On one hand, consciousness is a marvel of divine power. It very easily could have been that our species evolved into a brain capable only of primal thoughts. For example, the pursuit of shelter, food, water, and reproduction. The divinity is precisely in how sophisticated the human consciousness is. We seek primal needs, yes, but we also search for existential meaning, grace, and transcendence. In a world that is by all measures characterized by these primal needs, we find ourselves with the search for something higher.
The haunting frustration is from our ability of meta-reflection. More specifically, the greatest trouble is reflection on our perception.
Very soon, I need to move to somewhere new. It appears to me, which all appearences are distorted, that I have two distinct choices: nurturing roots in my current state, or austere financial planning in a cheaper state.
When I think of staying in my current state, my mind cries "You are abandoning financial independence! You will be a slave, and you know that your soul needs freedom.
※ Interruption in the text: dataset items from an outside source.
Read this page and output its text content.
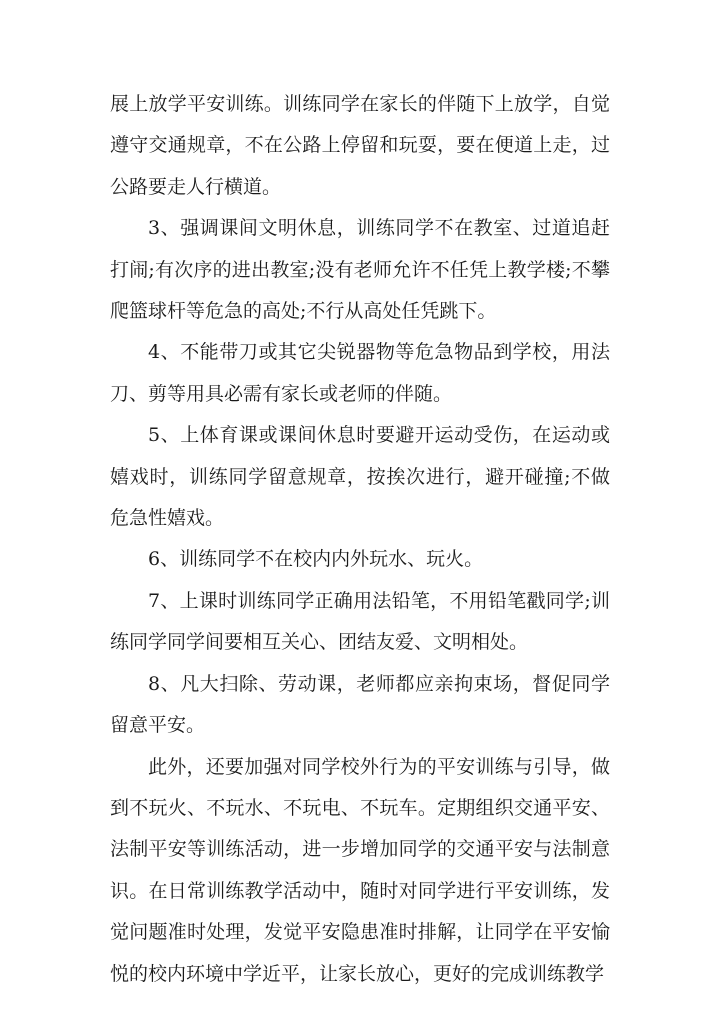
展上放学平安训练。训练同学在家长的伴随下上放学，自觉遵守交通规章，不在公路上停留和玩耍，要在便道上走，过公路要走人行横道。

3、强调课间文明休息，训练同学不在教室、过道追赶打闹;有次序的进出教室;没有老师允许不任凭上教学楼;不攀爬篮球杆等危急的高处;不行从高处任凭跳下。

4、不能带刀或其它尖锐器物等危急物品到学校，用法刀、剪等用具必需有家长或老师的伴随。

5、上体育课或课间休息时要避开运动受伤，在运动或嬉戏时，训练同学留意规章，按挨次进行，避开碰撞;不做危急性嬉戏。

6、训练同学不在校内内外玩水、玩火。

7、上课时训练同学正确用法铅笔，不用铅笔戳同学;训练同学同学间要相互关心、团结友爱、文明相处。

8、凡大扫除、劳动课，老师都应亲拘束场，督促同学留意平安。

此外，还要加强对同学校外行为的平安训练与引导，做到不玩火、不玩水、不玩电、不玩车。定期组织交通平安、法制平安等训练活动，进一步增加同学的交通平安与法制意识。在日常训练教学活动中，随时对同学进行平安训练，发觉问题准时处理，发觉平安隐患准时排解，让同学在平安愉悦的校内环境中学近平，让家长放心，更好的完成训练教学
This is the wrong choice!"
When I think of moving to a cheaper state, my mind screams "This is a trauma response of detachment and avoidance! You toil and read too many books, and every page confirms your bias that you are above the material world. You are a blind fool pretending to see, and you will suffer for this choice!"
Even as I write this, my brain says to me "You are but a creature, and all you need are primal things. You are rationalizing an aesthetic of detachment, and you are arrogant for believing you are above such things."
I find most of my actions and thoughts perpetually criticized by this ghost.
I wish that I had some higher synthesis, some conclusion to the dialectic of my brain. But I don't. The easiest resolution would to believe the fallacy that the median of extremes is appropriate, but that is not always true.
Maybe some would argue that the appropriate synthesis, the only true conclusion, would be to hold the contradiction of these extremes in my head.
The greatest problem is this: that ghost is me.
If I fundamentally can't trust my perception and knowledge, but the ghost is part of me, then I can't trust the ghost either.
Who is to say that the ghost is not speaking from the reigns of forgotten trauma, unexamined biases?
I know one thing to be true, without interruption, though.
The foundation of a good life is one that applies a greedy algorithm to each day: make the best choices available to us, abandon regret of painful things, and somehow all shall be well.